The often insane (and occasionally improvised) setting of the show has lead to a lot of crazy scenes, characters and environments – which makes for a lot of different and unique pages for fans to color in. From the frenzied game floor of Blitz and Chitz from season 2’s Mortynight Run to the mysterious alien landscape of the first season finale Ricksy Business, there are plenty of environments to recreate. This can be a bit of a double-edged sword for purists, however, as the alien and often bizarre nature of these pages can make it hard to match colors to be episode-accurate. Some would argue the point of adult coloring books is as an artistic outlet, meaning matching the color of the Adult Swim series is unnecessary and sort of antithetical, but to each his own I suppose.
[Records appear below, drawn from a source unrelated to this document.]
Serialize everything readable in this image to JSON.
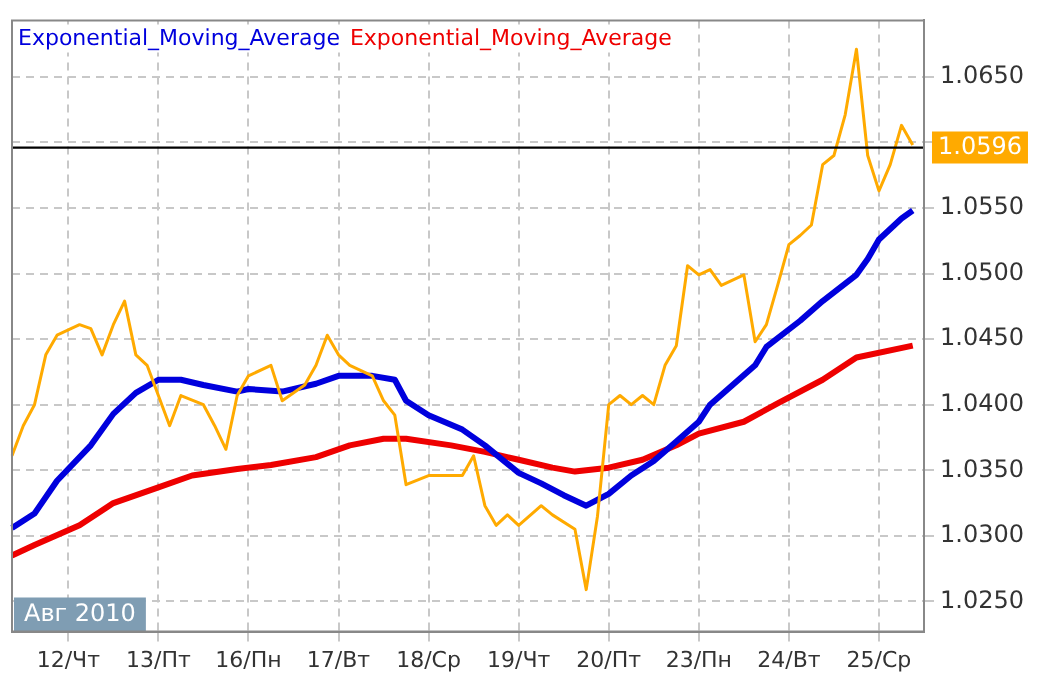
{
  "chart_data": {
    "type": "line",
    "ylim": [
      1.0227,
      1.0693
    ],
    "categories": [
      null,
      null,
      null,
      null,
      null,
      "12/Чт",
      null,
      null,
      null,
      null,
      null,
      null,
      null,
      "13/Пт",
      null,
      null,
      null,
      null,
      null,
      null,
      null,
      "16/Пн",
      null,
      null,
      null,
      null,
      null,
      null,
      null,
      "17/Вт",
      null,
      null,
      null,
      null,
      null,
      null,
      null,
      "18/Ср",
      null,
      null,
      null,
      null,
      null,
      null,
      null,
      "19/Чт",
      null,
      null,
      null,
      null,
      null,
      null,
      null,
      "20/Пт",
      null,
      null,
      null,
      null,
      null,
      null,
      null,
      "23/Пн",
      null,
      null,
      null,
      null,
      null,
      null,
      null,
      "24/Вт",
      null,
      null,
      null,
      null,
      null,
      null,
      null,
      "25/Ср",
      null,
      null,
      null,
      null
    ],
    "yticks": [
      {
        "value": 1.025,
        "label": "1.0250"
      },
      {
        "value": 1.03,
        "label": "1.0300"
      },
      {
        "value": 1.035,
        "label": "1.0350"
      },
      {
        "value": 1.04,
        "label": "1.0400"
      },
      {
        "value": 1.045,
        "label": "1.0450"
      },
      {
        "value": 1.05,
        "label": "1.0500"
      },
      {
        "value": 1.055,
        "label": "1.0550"
      },
      {
        "value": 1.06,
        "label": null
      },
      {
        "value": 1.065,
        "label": "1.0650"
      }
    ],
    "grid": true,
    "marker": "none",
    "line_style": "solid",
    "ref_lines": [
      {
        "axis": "y",
        "value": 1.0596,
        "label": "1.0596",
        "color": "#000000"
      }
    ],
    "annotations": [
      "Авг 2010"
    ],
    "series": [
      {
        "color": "#ffaa00",
        "values": [
          1.0361,
          1.0384,
          1.04,
          1.0438,
          1.0453,
          null,
          1.0461,
          1.0458,
          1.0438,
          1.0461,
          1.0479,
          1.0438,
          1.043,
          null,
          1.0384,
          1.0407,
          null,
          1.04,
          1.0384,
          1.0366,
          1.0407,
          1.0422,
          null,
          1.043,
          1.0403,
          null,
          1.0415,
          1.043,
          1.0453,
          1.0438,
          1.043,
          null,
          1.0422,
          1.0403,
          1.0392,
          1.0339,
          null,
          1.0346,
          null,
          null,
          1.0346,
          1.0361,
          1.0323,
          1.0308,
          1.0316,
          1.0308,
          null,
          1.0323,
          1.0316,
          null,
          1.0305,
          1.0259,
          1.0315,
          1.04,
          1.0407,
          1.04,
          1.0407,
          1.04,
          1.043,
          1.0445,
          1.0506,
          1.0499,
          1.0503,
          1.0491,
          null,
          1.0499,
          1.0448,
          1.0461,
          1.0491,
          1.0522,
          1.0529,
          1.0537,
          1.0583,
          1.059,
          1.0621,
          1.0671,
          1.059,
          1.0563,
          1.0583,
          1.0613,
          1.0598,
          null
        ]
      },
      {
        "name": "Exponential_Moving_Average",
        "color": "#0000dd",
        "values": [
          1.0306,
          null,
          1.0317,
          null,
          1.0342,
          null,
          null,
          1.0369,
          null,
          1.0393,
          null,
          1.0409,
          null,
          1.0419,
          null,
          1.0419,
          null,
          1.0415,
          null,
          null,
          1.041,
          1.0412,
          null,
          null,
          1.041,
          null,
          null,
          1.0416,
          null,
          1.0422,
          null,
          null,
          1.0422,
          null,
          1.0419,
          1.0403,
          null,
          1.0392,
          null,
          null,
          1.0381,
          null,
          1.0369,
          null,
          null,
          1.0348,
          null,
          1.034,
          null,
          1.0331,
          null,
          1.0323,
          null,
          1.0332,
          null,
          1.0346,
          null,
          1.0357,
          null,
          1.0372,
          null,
          1.0387,
          1.04,
          null,
          1.0415,
          null,
          1.043,
          1.0444,
          null,
          null,
          1.0464,
          null,
          1.0479,
          null,
          null,
          1.0499,
          1.0511,
          1.0526,
          null,
          1.0542,
          1.0548,
          null
        ]
      },
      {
        "name": "Exponential_Moving_Average",
        "color": "#ee0000",
        "values": [
          1.0285,
          null,
          1.0293,
          null,
          null,
          null,
          1.0308,
          null,
          null,
          1.0325,
          null,
          null,
          null,
          1.0337,
          null,
          null,
          1.0346,
          null,
          null,
          null,
          1.0351,
          null,
          null,
          1.0354,
          null,
          null,
          null,
          1.036,
          null,
          null,
          1.0369,
          null,
          null,
          1.0374,
          null,
          1.0374,
          null,
          null,
          null,
          1.0369,
          null,
          null,
          1.0364,
          null,
          null,
          1.0358,
          null,
          null,
          1.0352,
          null,
          1.0349,
          null,
          null,
          1.0352,
          null,
          null,
          1.0358,
          null,
          null,
          1.0369,
          null,
          1.0378,
          null,
          null,
          null,
          1.0387,
          null,
          null,
          1.0401,
          null,
          null,
          null,
          1.0419,
          null,
          null,
          1.0436,
          null,
          null,
          null,
          null,
          1.0445,
          null
        ]
      }
    ]
  }
}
If there’s one strength to the coloring book, it’s that they choose a weird and wide variety of images from the series. There are entire pages devoted to the varied members of the Council of Ricks, several expanding on the characters from the Interdimensional Cable episodes (Rixty Minutes and Interdimensional Cable 2: Tempting Fate), and some pieces that can only be described as “inspired by” the show, such as a skeletal Morty flying through the farting butt world and the plombus mandala.
The art is pretty consistent with that of the show, though there is the occasional mistake or omission. On one page littered with several random brain parasites from the episode Total Rickall I found myself having to add details to certain characters (such as the mouth of Mr. Beauregard in his guise at Morty’s prom date), whereas another page showing the stair side tavern from Meseeks and Destroy had some issues with lines appropriately denoting where one colored section begins and the other ends. If you’re using markers to color the book (which I would recommend. I used colored pencils first and it was not as fun of an experience.) these little delineations can lead to some messy mistakes.
There is a TON of content here and some pages can get VERY ornate, meaning there are hours of entertainment to be had for the completionist out there. Huge fans of the show will have fun pouring through the book too, as it’s essentially 100 pages of easter eggs. Of course, no one is buying this book that isn’t a huge fan of the series so I imagine most of you will be able to get schwifty on the page devoted to Cronenberg world. And that’s the Waaaaaaaaay the news go!